Both of these options would also involve a significant shift from the English model of higher education, in which Whitehall does not specify the courses that universities teach or the students they admit. Many observers regard this high level of university autonomy as one reason for the system’s success. It is, in the best sense of the word, liberal, rejecting attempts at manpower planning. But, as one advocate of restricted access put it to me: “There is not much liberalism around in Whitehall at the moment.”

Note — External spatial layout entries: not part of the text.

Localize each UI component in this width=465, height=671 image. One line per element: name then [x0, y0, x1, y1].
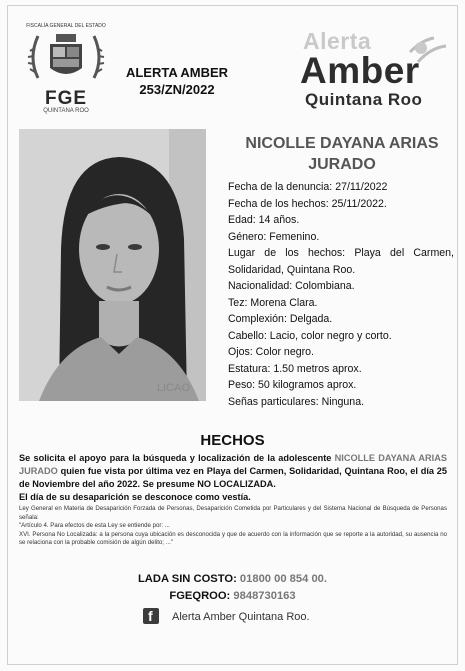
detail-senas: Señas particulares: Ninguna.	[228, 395, 365, 408]
detail-fecha-denuncia: Fecha de la denuncia: 27/11/2022	[228, 181, 388, 193]
facebook-icon[interactable]	[143, 608, 159, 624]
facebook-icon-glyph: f	[148, 608, 153, 624]
alert-title	[122, 64, 232, 98]
logo-amber-text: Amber	[300, 50, 420, 91]
alert-title-label: ALERTA AMBER	[125, 65, 229, 80]
photo-watermark: LICAO	[157, 382, 191, 394]
facebook-page-link[interactable]: Alerta Amber Quintana Roo.	[172, 611, 310, 623]
detail-complexion: Complexión: Delgada.	[228, 313, 333, 325]
clothing-note: El día de su desaparición se desconoce como vestía.	[19, 492, 251, 502]
legal-text-article: "Artículo 4. Para efectos de esta Ley se entiende por: ...	[19, 522, 170, 529]
detail-fecha-hechos: Fecha de los hechos: 25/11/2022.	[228, 197, 387, 210]
hechos-text-b: quien fue vista por última vez en Playa del Carmen, Solidaridad, Quintana Roo, el día 25 de Noviembre del año 2022. Se presume NO LOCALIZADA.	[19, 466, 447, 489]
detail-cabello: Cabello: Lacio, color negro y corto.	[228, 329, 392, 342]
person-details	[228, 179, 454, 410]
hechos-heading: HECHOS	[200, 432, 265, 449]
detail-edad: Edad: 14 años.	[228, 214, 300, 226]
person-name-line1: NICOLLE DAYANA ARIAS	[245, 135, 439, 152]
lada-contact	[0, 573, 465, 585]
fge-seal-caption: FISCALÍA GENERAL DEL ESTADO	[26, 23, 106, 29]
portrait-image	[19, 129, 206, 401]
lada-label: LADA SIN COSTO:	[137, 573, 237, 585]
hechos-paragraph	[19, 452, 447, 491]
detail-lugar: Lugar de los hechos: Playa del Carmen, Solidaridad, Quintana Roo.	[228, 247, 454, 276]
detail-nacionalidad: Nacionalidad: Colombiana.	[228, 280, 355, 292]
detail-genero: Género: Femenino.	[228, 230, 320, 243]
lada-number[interactable]: 01800 00 854 00.	[236, 573, 328, 585]
alert-number: 253/ZN/2022	[139, 82, 215, 97]
hechos-person-name: NICOLLE DAYANA ARIAS JURADO	[19, 453, 447, 476]
logo-quintana-roo-text: Quintana Roo	[305, 90, 423, 109]
fge-state-text: QUINTANA ROO	[43, 108, 89, 114]
detail-tez: Tez: Morena Clara.	[228, 296, 318, 309]
detail-peso: Peso: 50 kilogramos aprox.	[228, 379, 357, 391]
missing-person-photo	[19, 129, 206, 401]
legal-text-intro: Ley General en Materia de Desaparición Forzada de Personas, Desaparición Cometida por Particulares y del Sistema Nacional de Búsqueda de Personas señala:	[19, 505, 447, 521]
logo-alerta-text: Alerta	[303, 28, 372, 54]
fgeqroo-contact	[0, 590, 465, 602]
detail-ojos: Ojos: Color negro.	[228, 346, 314, 358]
fge-logo-text: FGE	[44, 88, 88, 109]
fgeqroo-label: FGEQROO:	[169, 590, 231, 602]
detail-estatura: Estatura: 1.50 metros aprox.	[228, 362, 362, 375]
hechos-text-a: Se solicita el apoyo para la búsqueda y localización de la adolescente	[19, 453, 335, 463]
person-name-line2: JURADO	[308, 156, 376, 173]
fgeqroo-number[interactable]: 9848730163	[230, 590, 296, 602]
legal-text-definition: XVI. Persona No Localizada: a la persona cuya ubicación es desconocida y que de acuerdo con la información que se reporte a la autoridad, su ausencia no se relaciona con la probable comisión de algún delito; ..."	[19, 530, 447, 546]
legal-text	[19, 505, 447, 548]
fge-seal-icon	[26, 28, 106, 90]
person-name	[236, 133, 448, 175]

A third option would be to revert to the crude device of simply limiting the number of domestic students per university. That would preserve more autonomy by leaving universities free to decide who to recruit within their fixed totals. The trouble is that this system constrains competition between institutions, making it harder for some to grow and others to shrink. We prided ourselves that the coalition got rid of this system in 2015-16. It meant that the state was no longer requiring universities to turn away young people who wanted to be educated and that a university was willing to educate – particularly important for social mobility given the Scottish evidence that when places are restricted, it is the marginal students from disadvantaged backgrounds who lose out.
There is one other option. It has the merit of actually tackling the genuine concern of Whitehall about the cost of higher education without getting into the dangerous territory of manpower planning. That is simply to change the graduate repayment terms so that the typical graduate pays back more fully for the cost of their higher education.

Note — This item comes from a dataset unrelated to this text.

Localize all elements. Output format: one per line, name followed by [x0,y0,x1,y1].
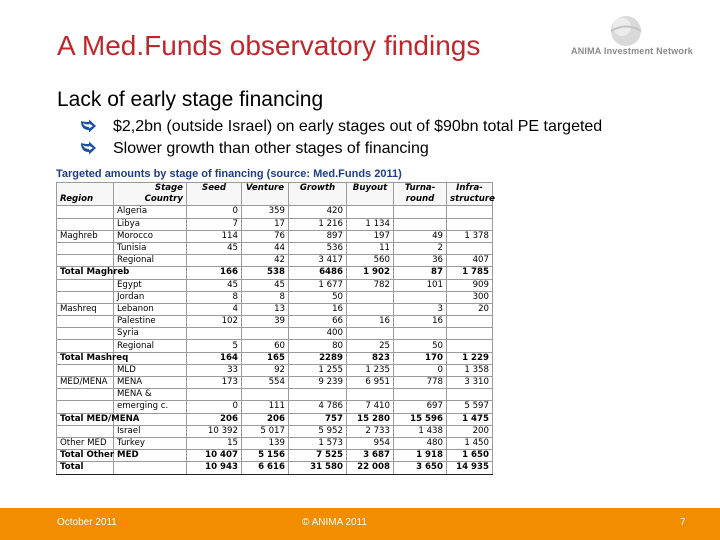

The current system’s high repayment threshold of £25,000 means that too high a proportion of the loans is written off. Predictably, this has opened up the whole question of the treatment of the write-offs in the public accounts, leading to their proposed reclassification as public spending. It is not even politically popular because, combined with the high interest rate on some outstanding debt, many graduates now see their debt rising every year, which understandably upsets them.
So I propose a package of abolishing the interest rate and lowering the repayment threshold back down to its original £21,000 – which virtually nobody ever complained about. One might add a few extra years to the repayment period as well. That would make the system both financially sustainable and more politically acceptable without having to constrain the autonomy of universities.

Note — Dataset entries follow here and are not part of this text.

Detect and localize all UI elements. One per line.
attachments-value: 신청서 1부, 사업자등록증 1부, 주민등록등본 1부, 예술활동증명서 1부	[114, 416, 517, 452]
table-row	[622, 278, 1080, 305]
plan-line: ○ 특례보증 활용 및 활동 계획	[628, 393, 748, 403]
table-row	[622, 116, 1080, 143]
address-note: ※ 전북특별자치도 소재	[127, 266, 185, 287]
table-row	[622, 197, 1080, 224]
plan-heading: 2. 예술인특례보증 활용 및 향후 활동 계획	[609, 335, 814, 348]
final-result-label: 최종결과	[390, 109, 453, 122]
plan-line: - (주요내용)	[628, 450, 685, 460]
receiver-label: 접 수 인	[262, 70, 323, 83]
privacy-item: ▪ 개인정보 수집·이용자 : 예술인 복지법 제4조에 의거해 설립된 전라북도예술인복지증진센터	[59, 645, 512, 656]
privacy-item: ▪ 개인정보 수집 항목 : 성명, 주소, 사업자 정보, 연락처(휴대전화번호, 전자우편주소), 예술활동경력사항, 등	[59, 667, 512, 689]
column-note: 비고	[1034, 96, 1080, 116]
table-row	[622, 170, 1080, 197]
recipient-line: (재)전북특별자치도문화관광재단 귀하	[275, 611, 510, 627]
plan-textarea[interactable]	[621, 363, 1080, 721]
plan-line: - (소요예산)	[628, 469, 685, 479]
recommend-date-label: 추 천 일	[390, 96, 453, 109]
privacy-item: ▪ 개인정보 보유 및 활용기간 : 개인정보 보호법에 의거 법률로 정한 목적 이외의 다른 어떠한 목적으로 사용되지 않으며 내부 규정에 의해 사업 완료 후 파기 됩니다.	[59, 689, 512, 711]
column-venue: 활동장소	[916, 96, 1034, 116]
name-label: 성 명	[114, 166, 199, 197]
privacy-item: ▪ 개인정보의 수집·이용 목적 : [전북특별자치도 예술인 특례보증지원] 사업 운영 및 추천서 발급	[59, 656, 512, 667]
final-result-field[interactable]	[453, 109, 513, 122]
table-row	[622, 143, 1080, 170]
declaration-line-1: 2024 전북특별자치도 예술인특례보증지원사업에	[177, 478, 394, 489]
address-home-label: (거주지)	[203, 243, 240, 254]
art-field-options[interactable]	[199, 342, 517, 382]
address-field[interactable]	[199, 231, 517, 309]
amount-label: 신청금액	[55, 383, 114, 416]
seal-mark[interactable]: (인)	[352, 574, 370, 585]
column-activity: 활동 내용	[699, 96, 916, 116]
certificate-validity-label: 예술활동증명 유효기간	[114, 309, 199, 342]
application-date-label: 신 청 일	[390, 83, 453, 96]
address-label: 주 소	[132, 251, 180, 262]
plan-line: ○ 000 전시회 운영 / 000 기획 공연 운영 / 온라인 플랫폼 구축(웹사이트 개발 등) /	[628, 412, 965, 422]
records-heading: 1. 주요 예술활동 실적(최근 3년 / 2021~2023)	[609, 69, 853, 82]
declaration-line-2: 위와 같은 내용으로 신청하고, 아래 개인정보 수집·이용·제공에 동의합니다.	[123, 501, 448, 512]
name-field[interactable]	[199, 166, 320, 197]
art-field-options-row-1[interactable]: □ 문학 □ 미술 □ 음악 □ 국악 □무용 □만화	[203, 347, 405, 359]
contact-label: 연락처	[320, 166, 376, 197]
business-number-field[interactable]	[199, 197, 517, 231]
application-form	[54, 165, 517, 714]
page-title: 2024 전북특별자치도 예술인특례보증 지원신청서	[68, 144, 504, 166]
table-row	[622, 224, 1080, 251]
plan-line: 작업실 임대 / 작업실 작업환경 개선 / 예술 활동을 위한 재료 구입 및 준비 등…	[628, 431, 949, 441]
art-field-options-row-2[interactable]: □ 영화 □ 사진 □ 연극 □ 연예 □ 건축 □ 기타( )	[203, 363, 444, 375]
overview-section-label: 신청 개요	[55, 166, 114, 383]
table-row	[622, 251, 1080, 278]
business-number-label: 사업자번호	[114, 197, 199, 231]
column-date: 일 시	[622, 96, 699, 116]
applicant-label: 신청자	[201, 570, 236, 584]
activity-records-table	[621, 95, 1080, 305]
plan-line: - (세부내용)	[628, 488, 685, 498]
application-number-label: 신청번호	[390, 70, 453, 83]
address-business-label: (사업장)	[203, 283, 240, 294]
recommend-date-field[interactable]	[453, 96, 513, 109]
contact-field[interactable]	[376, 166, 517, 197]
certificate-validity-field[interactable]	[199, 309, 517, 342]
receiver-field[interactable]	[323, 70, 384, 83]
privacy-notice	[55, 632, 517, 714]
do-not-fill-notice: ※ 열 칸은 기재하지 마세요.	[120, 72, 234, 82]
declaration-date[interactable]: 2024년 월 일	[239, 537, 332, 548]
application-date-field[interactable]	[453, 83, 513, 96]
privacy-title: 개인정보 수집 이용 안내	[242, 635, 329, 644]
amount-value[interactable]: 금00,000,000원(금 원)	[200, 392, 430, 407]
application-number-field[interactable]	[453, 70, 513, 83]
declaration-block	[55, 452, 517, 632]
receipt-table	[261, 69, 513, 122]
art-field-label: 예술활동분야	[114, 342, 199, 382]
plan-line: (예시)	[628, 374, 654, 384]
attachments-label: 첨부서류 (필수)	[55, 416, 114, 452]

As for LEO, the data should be part of the increasing mix of information available to prospective students and their parents, but we need to understand them more fully before wider lessons can be drawn. The best way to extract more value from the dataset would be for more researchers to be able to access it – with the necessary privacy protections, of course. We at the Resolution Foundation are keen to analyse the raw data, and so are others.
If we are going to overturn the time-honoured and highly successful liberal settlement in English higher education policy, we had better be very sure that the case for it bears every scrutiny.
David Willetts is chair of the Resolution Foundation and a visiting professor at King’s College London. He was UK minister of state for universities and science from 2010 to 2014. His book, A University Education, is published by Oxford University Press.